Except they’re not working it out. They just have TurboTax do it then see they get a few thousand dollars for $35+ and a few minutes of work. Most people don’t understand that a tax return is money that was already theirs; They just see it as an extra paycheck.


Not if you into account the price of health insurance...


> But a platform of “we’re going to make taxes painful so the government is afraid to raise taxes” gets a lot of votes.

I've never heard anyone promoting the idea of keeping taxes complicated to avoid higher taxes.

There's nothing inherent in complicated taxes that stops the government from raising rates.

Conservatives have long wanted the flat tax (file taxes on the back of a postcard) and lower taxes, so simpler lower taxes.

I think the reason it became so complicated was because businesses lobbied for special rules and tax breaks that made things complicated in the first place. Businesses are now setup to take advantage of these loopholes (Amazon passing $0 in taxes, etc.).

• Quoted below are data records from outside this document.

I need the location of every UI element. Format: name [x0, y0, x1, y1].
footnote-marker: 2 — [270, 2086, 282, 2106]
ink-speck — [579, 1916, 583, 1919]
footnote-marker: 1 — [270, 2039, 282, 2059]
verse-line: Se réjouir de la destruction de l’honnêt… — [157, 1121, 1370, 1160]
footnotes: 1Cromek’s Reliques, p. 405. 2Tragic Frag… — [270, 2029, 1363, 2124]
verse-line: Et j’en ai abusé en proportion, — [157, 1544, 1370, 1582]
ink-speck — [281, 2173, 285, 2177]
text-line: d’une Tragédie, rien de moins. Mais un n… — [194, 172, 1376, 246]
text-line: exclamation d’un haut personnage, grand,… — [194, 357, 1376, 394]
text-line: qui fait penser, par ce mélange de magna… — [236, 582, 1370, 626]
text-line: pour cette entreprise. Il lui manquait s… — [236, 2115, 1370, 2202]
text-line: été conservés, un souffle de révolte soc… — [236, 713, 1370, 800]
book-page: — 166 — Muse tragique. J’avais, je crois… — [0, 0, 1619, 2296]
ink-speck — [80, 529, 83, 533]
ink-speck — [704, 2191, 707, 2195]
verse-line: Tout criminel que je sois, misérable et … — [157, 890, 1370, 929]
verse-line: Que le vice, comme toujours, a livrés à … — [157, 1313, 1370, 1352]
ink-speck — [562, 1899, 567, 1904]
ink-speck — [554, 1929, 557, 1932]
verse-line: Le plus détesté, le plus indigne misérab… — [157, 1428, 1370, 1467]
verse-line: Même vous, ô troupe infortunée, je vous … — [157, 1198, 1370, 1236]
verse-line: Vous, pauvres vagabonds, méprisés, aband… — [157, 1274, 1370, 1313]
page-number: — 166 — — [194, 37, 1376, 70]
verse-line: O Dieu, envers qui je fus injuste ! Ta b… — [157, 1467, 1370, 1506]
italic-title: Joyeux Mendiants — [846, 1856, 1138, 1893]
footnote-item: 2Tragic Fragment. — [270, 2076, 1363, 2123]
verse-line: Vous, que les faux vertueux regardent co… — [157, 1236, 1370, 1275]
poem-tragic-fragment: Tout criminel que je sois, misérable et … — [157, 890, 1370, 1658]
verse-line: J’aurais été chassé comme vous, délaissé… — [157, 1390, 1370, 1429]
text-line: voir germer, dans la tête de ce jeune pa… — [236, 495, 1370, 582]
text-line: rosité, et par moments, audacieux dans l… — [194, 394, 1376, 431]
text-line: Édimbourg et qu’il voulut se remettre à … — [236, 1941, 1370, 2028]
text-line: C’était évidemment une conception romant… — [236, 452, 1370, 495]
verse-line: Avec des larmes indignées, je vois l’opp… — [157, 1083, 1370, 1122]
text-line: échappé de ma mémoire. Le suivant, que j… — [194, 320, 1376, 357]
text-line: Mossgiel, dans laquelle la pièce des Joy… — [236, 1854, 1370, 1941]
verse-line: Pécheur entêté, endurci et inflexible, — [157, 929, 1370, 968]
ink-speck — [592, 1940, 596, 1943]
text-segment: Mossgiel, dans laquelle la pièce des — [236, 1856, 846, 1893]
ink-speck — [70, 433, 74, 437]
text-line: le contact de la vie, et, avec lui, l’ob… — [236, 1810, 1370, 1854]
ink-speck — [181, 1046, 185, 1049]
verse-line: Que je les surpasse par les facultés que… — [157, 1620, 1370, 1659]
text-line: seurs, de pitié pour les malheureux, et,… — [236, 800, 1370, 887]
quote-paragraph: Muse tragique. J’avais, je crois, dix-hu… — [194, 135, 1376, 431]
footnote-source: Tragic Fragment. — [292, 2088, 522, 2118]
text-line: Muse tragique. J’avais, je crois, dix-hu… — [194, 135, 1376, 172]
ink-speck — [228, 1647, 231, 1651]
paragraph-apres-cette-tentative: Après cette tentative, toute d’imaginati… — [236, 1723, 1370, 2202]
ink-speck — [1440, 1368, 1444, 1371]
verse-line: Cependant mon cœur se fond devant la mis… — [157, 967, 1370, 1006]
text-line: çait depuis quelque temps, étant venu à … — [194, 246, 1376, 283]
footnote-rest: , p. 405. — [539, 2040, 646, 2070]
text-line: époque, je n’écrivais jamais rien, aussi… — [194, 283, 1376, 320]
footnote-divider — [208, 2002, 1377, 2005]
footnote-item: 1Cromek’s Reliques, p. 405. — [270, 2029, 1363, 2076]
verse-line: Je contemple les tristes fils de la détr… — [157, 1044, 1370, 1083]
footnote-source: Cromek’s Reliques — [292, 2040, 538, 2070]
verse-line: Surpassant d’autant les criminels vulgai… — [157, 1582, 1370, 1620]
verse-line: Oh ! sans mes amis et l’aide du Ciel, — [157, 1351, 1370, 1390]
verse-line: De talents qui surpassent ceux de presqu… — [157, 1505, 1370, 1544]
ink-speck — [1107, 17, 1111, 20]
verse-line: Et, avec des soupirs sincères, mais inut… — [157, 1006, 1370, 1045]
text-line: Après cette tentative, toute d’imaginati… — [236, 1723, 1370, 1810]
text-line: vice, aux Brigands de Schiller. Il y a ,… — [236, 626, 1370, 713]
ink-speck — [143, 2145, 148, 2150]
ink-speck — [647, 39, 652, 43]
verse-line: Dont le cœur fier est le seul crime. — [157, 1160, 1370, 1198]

TurboTax was built as a result of complicated taxes and they lobby heavily against a simplified tax code.

It's not some cabal of citizens wanting to keep taxes complicated, it's the industries that benefit from the current tax code that wants to keep it this way.


Corporate tax policy has no impact on the complexity of individual taxes. It's two completely independent sets of rules.

Your theory is wrong.


Tax deductions for retirement, mortgages, etc. are tax code complexity that benefit the financial and real estate industries.

Even if it could be done simpler, TurboTax and other tax prep companies will lobby against it.

You'd be hard pressed to find any government financial policy that isn't tied to business interests. The tax code is no exception.


OK sure, there are some tenuous connections, but none of that has anything to do with "Amazon passing $0 in taxes."